Below is the BibTex for citing this snapshot of the repository.

@misc{Jiarong2025Toward,
  author =        {Xu, Jiarong and Wang, Jiaan and Zhou, Zenan and Lu, Tian},
  publisher =     {INFORMS Journal on Computing},
  title =         {{Toward Graph Data Collaboration in a Data-Sharing-Free Manner: A Novel Privacy-Preserving Graph Pre-training Model}},
  year =          {2025},
  doi =           {10.1287/ijoc.2023.0115.cd},
  url =           {https://github.com/INFORMSJoC/2023.0115},
  note =          {Available for download at https://github.com/INFORMSJoC/2023.0115},
}  

Data

We use eight datasets in the experiments: Deezer, Facebook, LastFM, DBLP, Amazon, Twitter, Twitter-Foursquare and Phone-Email.

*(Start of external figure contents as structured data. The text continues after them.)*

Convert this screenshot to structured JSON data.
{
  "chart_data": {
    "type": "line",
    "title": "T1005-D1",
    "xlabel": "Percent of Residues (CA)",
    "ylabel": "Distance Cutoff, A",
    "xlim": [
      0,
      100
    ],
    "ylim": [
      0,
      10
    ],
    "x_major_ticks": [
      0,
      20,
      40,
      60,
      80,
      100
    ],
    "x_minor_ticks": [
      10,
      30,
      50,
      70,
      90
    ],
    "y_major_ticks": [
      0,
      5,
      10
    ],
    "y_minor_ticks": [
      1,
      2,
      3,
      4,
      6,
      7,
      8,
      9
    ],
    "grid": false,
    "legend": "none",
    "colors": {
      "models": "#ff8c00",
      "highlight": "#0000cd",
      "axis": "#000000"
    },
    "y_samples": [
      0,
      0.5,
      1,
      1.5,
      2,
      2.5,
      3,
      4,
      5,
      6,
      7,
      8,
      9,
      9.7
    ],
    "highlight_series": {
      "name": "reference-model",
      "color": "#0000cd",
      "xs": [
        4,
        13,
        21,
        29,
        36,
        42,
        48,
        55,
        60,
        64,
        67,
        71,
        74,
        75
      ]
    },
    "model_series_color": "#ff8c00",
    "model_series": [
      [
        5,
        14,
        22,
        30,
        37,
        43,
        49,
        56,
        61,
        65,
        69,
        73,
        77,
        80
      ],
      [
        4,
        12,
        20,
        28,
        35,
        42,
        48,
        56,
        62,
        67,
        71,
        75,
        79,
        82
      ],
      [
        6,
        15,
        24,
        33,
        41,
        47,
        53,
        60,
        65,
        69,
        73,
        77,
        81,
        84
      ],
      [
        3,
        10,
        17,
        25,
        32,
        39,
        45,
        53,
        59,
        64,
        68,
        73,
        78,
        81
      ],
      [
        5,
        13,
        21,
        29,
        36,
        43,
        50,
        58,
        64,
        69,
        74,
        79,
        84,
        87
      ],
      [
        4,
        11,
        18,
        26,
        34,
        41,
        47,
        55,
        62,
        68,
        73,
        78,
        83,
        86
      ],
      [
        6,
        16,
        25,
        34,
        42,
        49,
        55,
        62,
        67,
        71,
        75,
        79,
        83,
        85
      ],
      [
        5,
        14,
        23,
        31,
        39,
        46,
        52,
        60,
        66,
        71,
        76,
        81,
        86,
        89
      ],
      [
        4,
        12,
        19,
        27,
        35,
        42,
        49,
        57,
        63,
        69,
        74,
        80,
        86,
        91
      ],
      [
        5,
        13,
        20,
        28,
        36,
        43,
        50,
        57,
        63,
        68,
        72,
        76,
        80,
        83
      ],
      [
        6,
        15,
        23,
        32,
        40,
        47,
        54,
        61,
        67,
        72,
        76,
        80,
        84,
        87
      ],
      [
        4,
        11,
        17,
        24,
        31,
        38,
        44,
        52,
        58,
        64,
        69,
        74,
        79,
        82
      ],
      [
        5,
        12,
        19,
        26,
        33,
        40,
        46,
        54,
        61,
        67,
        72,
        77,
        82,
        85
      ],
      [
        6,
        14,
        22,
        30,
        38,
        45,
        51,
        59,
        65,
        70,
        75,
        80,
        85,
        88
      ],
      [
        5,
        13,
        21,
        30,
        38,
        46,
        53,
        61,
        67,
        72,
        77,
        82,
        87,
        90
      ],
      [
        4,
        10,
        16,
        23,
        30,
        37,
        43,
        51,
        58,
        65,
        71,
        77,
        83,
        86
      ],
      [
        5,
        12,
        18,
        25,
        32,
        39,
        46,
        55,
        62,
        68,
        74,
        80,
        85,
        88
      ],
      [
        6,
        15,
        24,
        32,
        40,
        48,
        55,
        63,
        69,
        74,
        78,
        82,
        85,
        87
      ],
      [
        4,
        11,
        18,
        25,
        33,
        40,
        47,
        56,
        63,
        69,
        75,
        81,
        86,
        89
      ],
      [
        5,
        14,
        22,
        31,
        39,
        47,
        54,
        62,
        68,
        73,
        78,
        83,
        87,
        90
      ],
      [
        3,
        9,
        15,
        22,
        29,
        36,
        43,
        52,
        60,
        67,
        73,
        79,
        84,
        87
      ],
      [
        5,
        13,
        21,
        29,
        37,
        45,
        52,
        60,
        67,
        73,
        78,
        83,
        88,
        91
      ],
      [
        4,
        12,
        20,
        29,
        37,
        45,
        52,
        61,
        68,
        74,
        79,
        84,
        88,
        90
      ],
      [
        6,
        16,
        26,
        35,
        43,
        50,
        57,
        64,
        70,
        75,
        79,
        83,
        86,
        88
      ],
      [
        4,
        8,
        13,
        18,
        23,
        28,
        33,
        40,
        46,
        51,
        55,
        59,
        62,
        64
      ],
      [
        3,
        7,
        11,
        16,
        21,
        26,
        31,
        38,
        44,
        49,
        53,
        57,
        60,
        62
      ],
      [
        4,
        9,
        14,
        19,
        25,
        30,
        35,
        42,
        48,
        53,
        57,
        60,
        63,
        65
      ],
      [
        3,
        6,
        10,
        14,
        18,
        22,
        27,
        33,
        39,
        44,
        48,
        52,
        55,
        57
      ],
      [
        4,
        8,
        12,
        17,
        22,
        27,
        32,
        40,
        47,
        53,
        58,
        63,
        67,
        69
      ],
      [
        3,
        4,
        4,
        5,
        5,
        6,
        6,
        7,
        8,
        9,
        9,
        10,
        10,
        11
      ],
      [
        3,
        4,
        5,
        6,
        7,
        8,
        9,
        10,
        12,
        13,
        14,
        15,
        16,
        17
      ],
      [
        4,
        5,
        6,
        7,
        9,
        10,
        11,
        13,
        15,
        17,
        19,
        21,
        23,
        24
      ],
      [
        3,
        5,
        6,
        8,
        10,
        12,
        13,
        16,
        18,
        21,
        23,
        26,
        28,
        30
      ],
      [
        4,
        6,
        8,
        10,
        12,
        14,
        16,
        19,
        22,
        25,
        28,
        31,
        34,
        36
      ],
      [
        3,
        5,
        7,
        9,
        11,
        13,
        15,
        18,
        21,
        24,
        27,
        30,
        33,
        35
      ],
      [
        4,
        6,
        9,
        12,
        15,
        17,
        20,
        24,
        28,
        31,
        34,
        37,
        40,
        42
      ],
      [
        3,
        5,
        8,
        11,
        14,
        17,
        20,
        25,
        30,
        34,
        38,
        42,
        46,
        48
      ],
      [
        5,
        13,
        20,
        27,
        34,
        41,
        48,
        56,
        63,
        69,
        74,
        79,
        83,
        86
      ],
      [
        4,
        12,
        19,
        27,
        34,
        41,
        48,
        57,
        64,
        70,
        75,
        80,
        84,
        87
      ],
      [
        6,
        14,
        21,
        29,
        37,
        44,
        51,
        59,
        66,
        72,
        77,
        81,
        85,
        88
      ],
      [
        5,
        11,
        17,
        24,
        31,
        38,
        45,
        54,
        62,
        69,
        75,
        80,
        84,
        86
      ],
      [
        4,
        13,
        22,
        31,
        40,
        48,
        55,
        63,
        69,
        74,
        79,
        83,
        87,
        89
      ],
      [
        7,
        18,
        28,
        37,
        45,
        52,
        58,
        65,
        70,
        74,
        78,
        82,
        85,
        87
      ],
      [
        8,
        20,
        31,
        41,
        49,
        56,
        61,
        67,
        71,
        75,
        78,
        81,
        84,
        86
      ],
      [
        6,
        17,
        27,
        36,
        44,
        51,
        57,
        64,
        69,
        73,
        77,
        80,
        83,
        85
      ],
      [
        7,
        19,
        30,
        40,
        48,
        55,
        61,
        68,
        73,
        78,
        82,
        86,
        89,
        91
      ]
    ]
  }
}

Among them, we provide the data files of Deezer, Facebook, LastFM, Twitter-Foursquare and Phone-Email in the data/ folder. There datasets are all open-source datasets, we also list their original sources:

For DBLP, Amazon and Twitter, due to the large datasize, we only list their original sources:

Replication

Environment

You should install the following packages in the environment:

  • python >= 3.8
  • torch >= 1.11.0
  • dgl==0.4.3
  • torch_geometric==2.0.4 scikit-learn==0.20.3 scipy==1.4.1 coverage==4.5.4 coveralls==1.9.2 black==19.3b0 pytest==5.3.2 networkx==2.3 numpy==1.18.2 tensorboard_logger==0.1.0

Scripts

data processing

The data processing script is provided in scripts/generate_data.py. For each dataset, we use this script to generate the pretraining and downstream graphs. The run command is shown as follows:

python -u scripts/generate_data.py --dataset [dateset_name]

Model Structure

The structure of GIN network and graph encoder are provided in scripts/graph_encoder_edge_weighted.py (class GraphEncoder_Edge_Weighted).

Downstream Tasks

To run link prediction task:

bash scripts/link_prediction <gpu> <load_path> <hidden_size> <dowstream_dataset> <pretraining_dataset>

Tu run node classification task:

bash scripts/node_classification.sh <gpu> <load_path> <hidden_size> <downstream_dataset>

Baselines

  • For the implementation of GAL-W and GAL-TV, please refer to GAL.
  • For the implementation of EdgeRand and LapGraph, please refer to LinkTeller.
  • For the implementation of GCC, please refer to GCC

Acknowledgements

The implementation of GIN architecture (scripts/gin_edge_weighted.py) borrows from GCC, and we comply with the corresponding MIT LICENSE in our repository.